Snedeker rested for eight week and decided to compete in the Fortinet Championship back nine months. He was fine until the second day, when he began to feel a knife-like pain every time he breathed. He was able to make the cut, and he persevered throughout the weekend. He finished T-59. But he decided he could not continue on this path. The decision to have surgery was made.

Snedeker replied, “Or else we’ll have to do something else.”

Brandt Snedeker walks with Larry Fitzgerald, left, and Heidi Ueberroth off the 10th hole during the Workday Golden Bear Pro Am of the Memorial Tournament held at Muirfield Village Golf Club, Dublin. (Photo by Joseph Scheller/Columbus Dispatch).

It’s easier said than done. Snedeker was suffering from manubrium, which is a rare disease in Canada with limited surgical options.

Snedeker stated that “to say it is a rare thing would be an understatement.”

Dr. Burton Elrod is an orthopedic and sports medicine doctor in Nashville, Tennessee. He performed a chest strengthening procedure on NFL quarterback Steve McNair, but swore to never perform it again due to the infection risk.

Snedeker admitted that he “convinced him to do one more” of the experimental surgery in which a bone was taken from his hip and inserted into his sternum. “He said, ‘This will be the last one. ‘”

The December 1 surgery, which left a six-inch mark on his body, was deemed a success. Snedeker spent four weeks in his recliner, feeling “like someone had hit me with an enormous Mack truck”, and did not play golf until April 1. He went on trips he had always wanted to take, like to the Bahamas, where he met Jack Nicklaus for a half-hour fishing conversation, and he enjoyed being a father full-time. Snedeker also came to a major realization: “I’m still too young for retirement,” said Snedeker.

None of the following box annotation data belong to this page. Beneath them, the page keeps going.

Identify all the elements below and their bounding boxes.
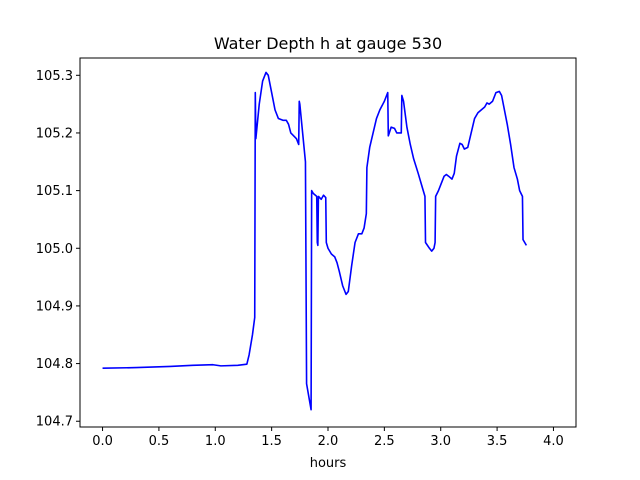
series-line-0 [102,71,528,411]
x-tick-label: 1.0 [205,434,226,449]
x-tick-label: 2.0 [318,434,339,449]
x-tick-label: 1.5 [261,434,282,449]
x-tick-label: 3.5 [487,434,508,449]
x-axis: 0.0 0.5 1.0 1.5 2.0 2.5 3.0 3.5 4.0 [92,427,564,449]
y-tick-label: 105.2 [36,126,73,141]
x-tick-label: 3.0 [430,434,451,449]
y-axis: 104.7 104.8 104.9 105.0 105.1 105.2 105.3 [36,69,80,430]
y-tick-label: 105.0 [36,242,73,257]
chart-title: Water Depth h at gauge 530 [214,34,442,53]
x-tick-label: 2.5 [374,434,395,449]
series-group [102,71,528,411]
y-tick-label: 104.7 [36,415,73,430]
y-tick-label: 105.3 [36,69,73,84]
x-tick-label: 0.0 [92,434,113,449]
x-axis-label: hours [310,456,347,471]
y-tick-label: 104.8 [36,357,73,372]
y-tick-label: 104.9 [36,299,73,314]
axes-background [80,58,576,427]
x-tick-label: 0.5 [149,434,170,449]
plot-area: 0.0 0.5 1.0 1.5 2.0 2.5 3.0 3.5 4.0 104.7104.810… [36,57,577,449]
y-tick-label: 105.1 [36,184,73,199]
x-tick-label: 4.0 [543,434,564,449]
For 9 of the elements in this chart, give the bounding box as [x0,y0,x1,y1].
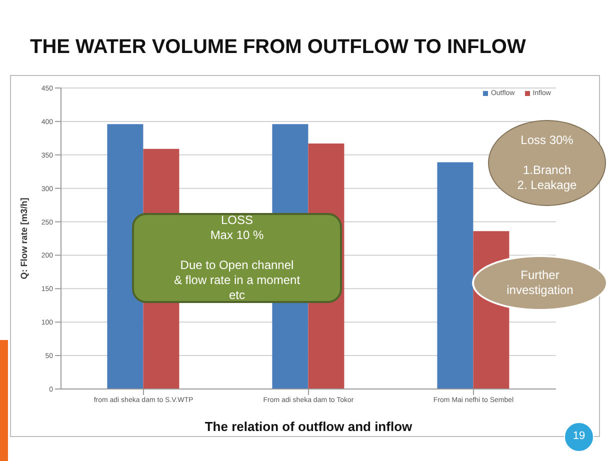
text: Loss 30% 1.Branch 2. Leakage [517,133,577,192]
y-axis-title: Q: Flow rate [m3/h] [19,198,30,280]
text: 19 [572,430,586,444]
text: LOSS Max 10 % Due to Open channel & flow rate in a moment etc [174,213,300,302]
bar [107,124,144,389]
chart-title: THE WATER VOLUME FROM OUTFLOW TO INFLOW [30,36,526,59]
bar [437,162,474,389]
annotation: Further investigation [506,268,574,298]
x-axis-title: The relation of outflow and inflow [204,419,414,434]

He had marked this week’s Memorial in his calendar. After playing every day the last two months and not experiencing any setbacks, he said he was ready to return to “the one job I’ve ever really had.”

He said: “I was thinking, you know what? Gotta jump in the deep end some time.” “Until you do it every day, for a week or a month, I will not know. But so far, everything is going well.”

His goal hasn’t altered.

“Just win, baby,” he said. “I know how to do this.” I am not a fool. “I did it once, I can do this again.”